Semper FOIA: How a faulty hard drive delayed a Marine Corps request by nearly six years

Semper FOIA: How a faulty hard drive delayed a Marine Corps request by nearly six years

Even the most technologically advanced fighting force on the planet is at the mercy of the Geek Squad sometimes

Written by
Edited by Beryl Lipton

Jason Smathers is one of MuckRock’s earliest users, signing up shortly after our launch five years ago. One of his first requests was to ask a large sampling of Department of Defense agencies for the five oldest FOIAs currently being processed as of the time of his request - December 2010 - to get a better sense of what sort of docs people were looking for and how long the agencies were taking to get them to them.

Some, like the Defense Logistics Agency, got back responsive documents within a matter of months.

Others, such as of the Office of the Secretary of Defense experienced severe delays, but still came through - on MuckRock’s fifth birthday, no less!

Then there’s the US Marine Corps.

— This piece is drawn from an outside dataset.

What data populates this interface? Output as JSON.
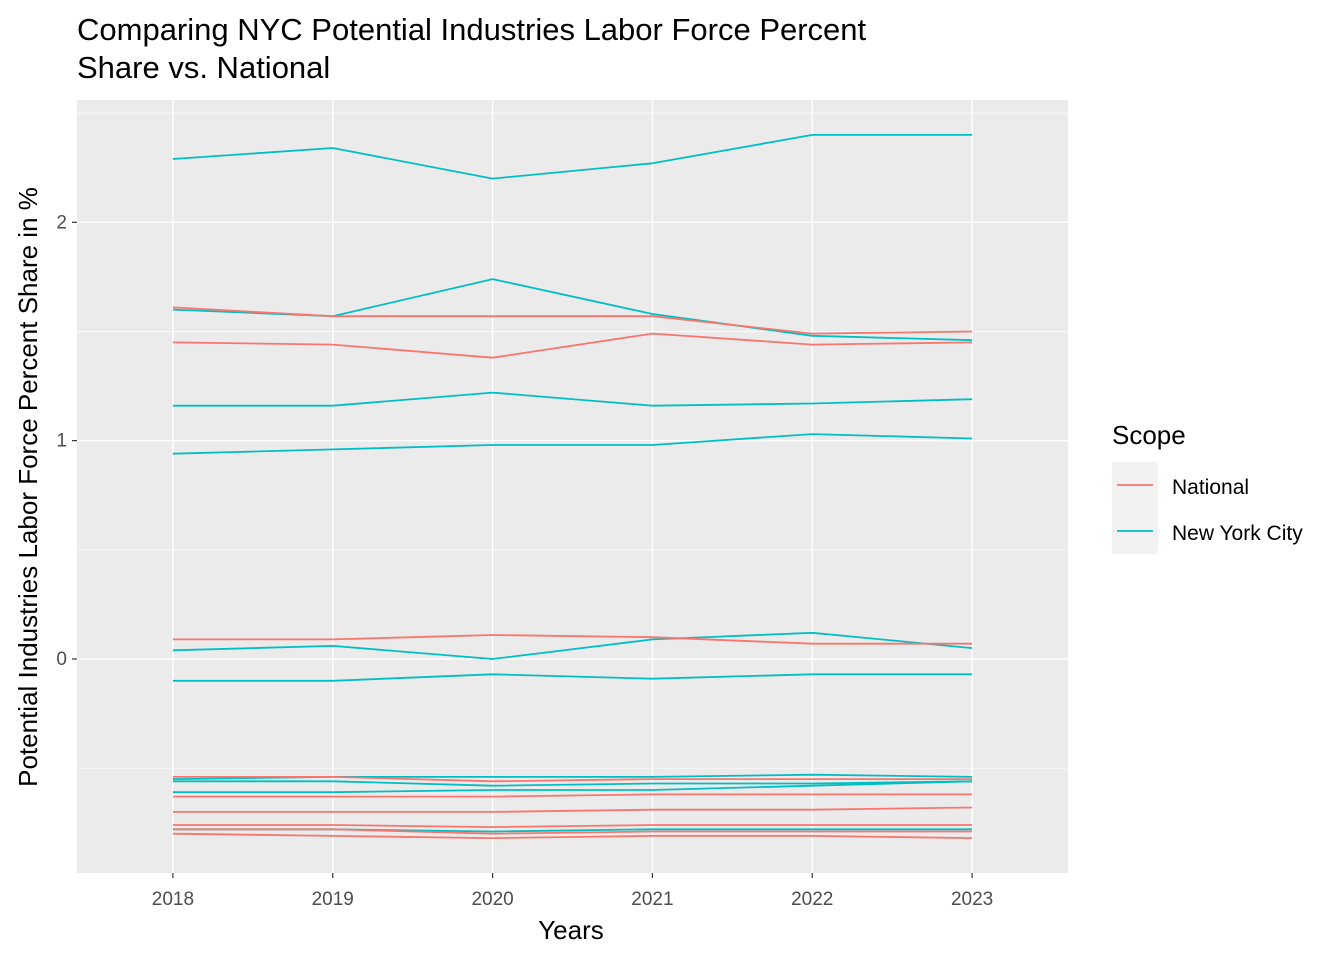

Things got off to a shaky start, but as of September 2013, it looked like we had gotten things on the same page

Unfortunately, other than some automated messages, that was all we heard from the USMC FOIA office until the end of last month. According to their response, they had located the responsive documents in an external hard drive where all FOIA requests older than two years are stored.

This particular external hard drive stopped working months ago and is currently being repaired by an outside entity. Oh, and there’s no clear estimate on how long those repairs will take.

Two takeaways from this. One, in FOIA, even the most seemingly straightforward requests can take turns you’d never expect. And two, just because you’re the most technically advanced fighting force in the world doesn’t mean you don’t have to call the Geek Squad every now and then.

Fortunately, this story has a happy ending - five months after that update, the USMC did manage to fix their drive, and they released their five oldest requests, with the oldest being a Defense Intelligence Agency referral for a National Security Archive request from 2002.

Which means we had to wait six years to find out that somebody’s been waiting 14 years. If there’s a more apt distillation of FOIA’s essence, we haven’t found it yet.